Pinned and favorite notes have been a terrific addition to my workflow, and I found both the implementation and iCloud sync solid and reliable. It’s not for everyone – admittedly, several writers I know like to keep their Dropbox notes and folders in separate locations – but if you’ve been looking for a way to unify your text files and folders in a single view, WriteUp 3.0 should have you covered here.
There’s a bunch of other neat additions in WriteUp 3.0. Markdown Extra (tables, footnotes, etc) is now supported, and the app can send notes to OmniFocus, iMessage, and publish to Tumblr. Terminology integration lets you look up or replace words using Agile Tortoise’s fantastic dictionary app; you can move “complete” folders to other locations in your Dropbox; and because Dropbox now lets you share files from any folder, WriteUp 3.0 can upload images, and give you a streamable link you can share or use as source for images in your notes. If you plan on serving images from your Dropbox account, this will come in handy.

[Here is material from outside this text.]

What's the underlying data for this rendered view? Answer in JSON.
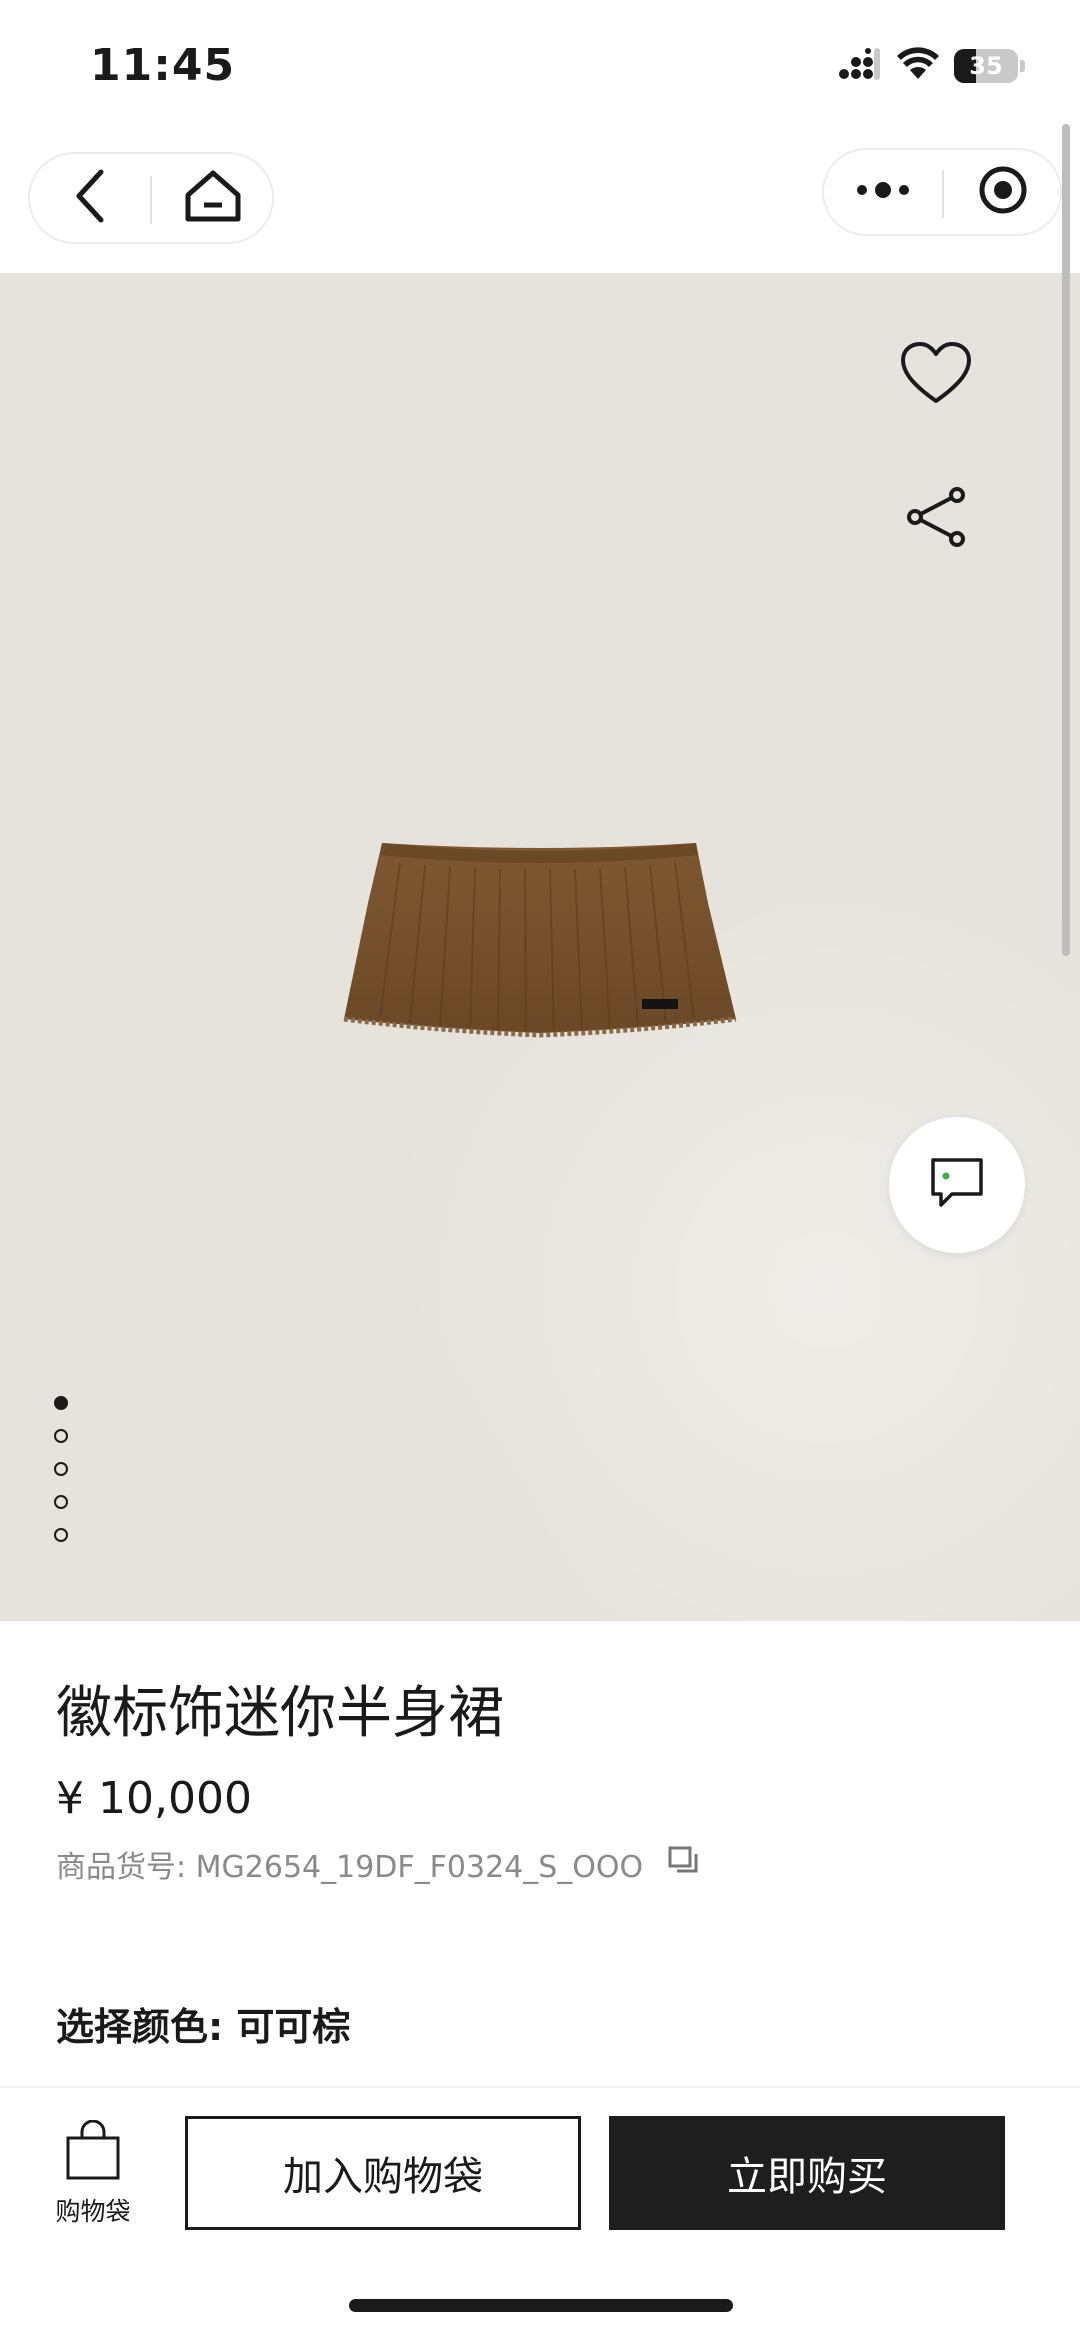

In my tests, I experienced a few bugs with WriteUp 3.0. Sometimes, the built-in Markdown preview wouldn’t be displayed, forcing me to tap on another note, then select the previous one again to activate it; the app didn’t crash, but it failed to create a text file with “2.1” in the title (it wrongly recognized .1 as the extension, thus not creating a .txt file), and the bottom navigation bar (where the + button to create new notes is placed) isn’t displayed when using a Bluetooth keyboard. Fortunately, the developer has been extremely responsive, and I was told fixes, stability improvements, and new features are already underway now that 3.0 is available.
WriteUp 3.0 is a great update. In my opinion, Writing Kit still remains the most powerful text editor around, but, as I mentioned above, at the same time I couldn’t get myself to stop using the functionalities introduced in WriteUp 3.0 such as split view and favorite items. For those specific purposes – writing while referencing a webpage and browsing notes across folders – WriteUp 3.0 is superior to Writing Kit.
With strong sharing options, support for Versions (another feature most iOS text editors are lacking), images, custom CSS previews, and all the other features of version 2.0, WriteUp 3.0 has still some rough edges, but shows an incredibly promising, and possibly even more powerful text editing future.
WriteUp 3.0 is $4.99 on the App Store.